Sunday, July 23

I don’t understand why does this past came, that I thought I left behind keep coming after me, closer each time. Why does the days of yesterday haunt me. Do they want to run me down? I think, I’m reaching past breaking point. It’s gonna be soon, real soon. I really want to leave this past behind, yet somehow, it comes running after me, like bees to nectar. I can’t just leave it behind, can’t i. is it some kind of clause, that once, just that one time, that you get into it, that you can’t forget, and, it keeps running after you. I just don’t get it. I don’t know much I can take any more.

Another thing is that, for the yous out there, you have no idea what you have unleashed. You have absolutely no idea the consequences of your actions. You think it’s just so simple to just pick up the phone and call, but do you what goes on after? Underneath it all? You are just making it much more tougher for me. Crashing down on me. The monsters of the past, present and future. You just don’t know what goes on, so don’t pretend. I know, I pretend too. That everything’s just fine and dandy. But, well, as I say, superficiality baby. I just don’t want anything inside get out. Heard of not hanging your dirty laundry out? Well, it’s the same concept.
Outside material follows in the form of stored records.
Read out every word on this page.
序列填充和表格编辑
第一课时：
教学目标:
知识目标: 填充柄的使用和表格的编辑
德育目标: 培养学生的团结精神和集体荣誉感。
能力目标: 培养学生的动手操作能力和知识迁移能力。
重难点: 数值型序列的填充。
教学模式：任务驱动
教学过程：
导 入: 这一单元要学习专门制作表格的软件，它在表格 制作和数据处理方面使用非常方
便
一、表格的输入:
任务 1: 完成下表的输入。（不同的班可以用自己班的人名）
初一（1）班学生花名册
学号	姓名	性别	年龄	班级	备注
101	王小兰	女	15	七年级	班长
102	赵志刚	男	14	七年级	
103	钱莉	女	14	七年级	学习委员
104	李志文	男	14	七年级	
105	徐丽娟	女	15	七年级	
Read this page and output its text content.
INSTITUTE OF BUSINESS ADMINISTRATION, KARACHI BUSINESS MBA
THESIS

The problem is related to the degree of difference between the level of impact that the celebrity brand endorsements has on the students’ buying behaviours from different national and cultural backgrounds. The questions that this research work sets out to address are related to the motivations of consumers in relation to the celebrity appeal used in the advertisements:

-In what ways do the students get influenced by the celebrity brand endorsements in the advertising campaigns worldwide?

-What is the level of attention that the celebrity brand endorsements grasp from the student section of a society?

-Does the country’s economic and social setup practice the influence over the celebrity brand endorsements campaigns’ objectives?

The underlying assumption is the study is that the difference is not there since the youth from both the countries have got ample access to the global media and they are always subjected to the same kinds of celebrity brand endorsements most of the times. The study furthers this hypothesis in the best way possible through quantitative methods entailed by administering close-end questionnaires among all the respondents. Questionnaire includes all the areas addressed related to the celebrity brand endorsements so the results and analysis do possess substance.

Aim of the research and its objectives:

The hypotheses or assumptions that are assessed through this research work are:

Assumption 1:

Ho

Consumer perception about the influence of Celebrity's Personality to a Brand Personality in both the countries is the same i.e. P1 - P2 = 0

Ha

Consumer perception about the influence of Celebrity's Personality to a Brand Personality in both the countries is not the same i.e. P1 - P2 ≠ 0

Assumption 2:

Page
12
You’ve seen me break down, that only one time, and you can’t just judge me by that. You think my tears are for you? Puh-lease! There’s so much you don’t know. You think I have an attitude problem, how bout you? So yeah. Judge yourself first, before you judge others. You have much worse of an attitude problem than I have, so, why don’t you fix yourself first. Do others a favor, and do that, before you stick your fat lil arse, fat arms and booblessness into other peoples’ business. They ain’t needing your help, nor asking for it.
Thankyouverymuch.

-

I cooked today. Something bout cooking and baking that calms the soul. God man, I sound like an ad campaign for the Stepford Wives and Betty Crocker all put into one. I don’t know. But, it gives me a sense of pleasure of seeing my perfect outcome of a dish//cake//so on and so forth, I mean, it’s like something I know and able to control for once, so yeah.
No me abandones así hablando sólo de ti.
Ven y devuelveme al fin la sonrisa que se fue.
Una vez más tocar tu piel el hondo suspirar.
Recuperemos lo que se ha perdido.
Regresa a mí,
quéreme otra vez,
borra el dolor que al irte me dio
cuando te separaste de mí.
Dime que sí
Ya no quiero llorar,
regresa a mí.
Extraño el amor que se fue,
extraña la dicha también.
Quiero que vengas a mí y me vuelvas s querer.
No puedo más si tú no estás, tienes que llegar.
Mi vida se apaga sin ti a mi lado.
Regresa a mí,
quéreme otra vez,
borra el dolor que al irte me dio cuando
te separaste de mí.
Dime que sí
Ya no quiero llorar,
regresa a mí.
i just love this song, especially in italiano. loves it! ((:

i love you all to bits. i miss you baby. surprise us! ((: take lotsa care. loves.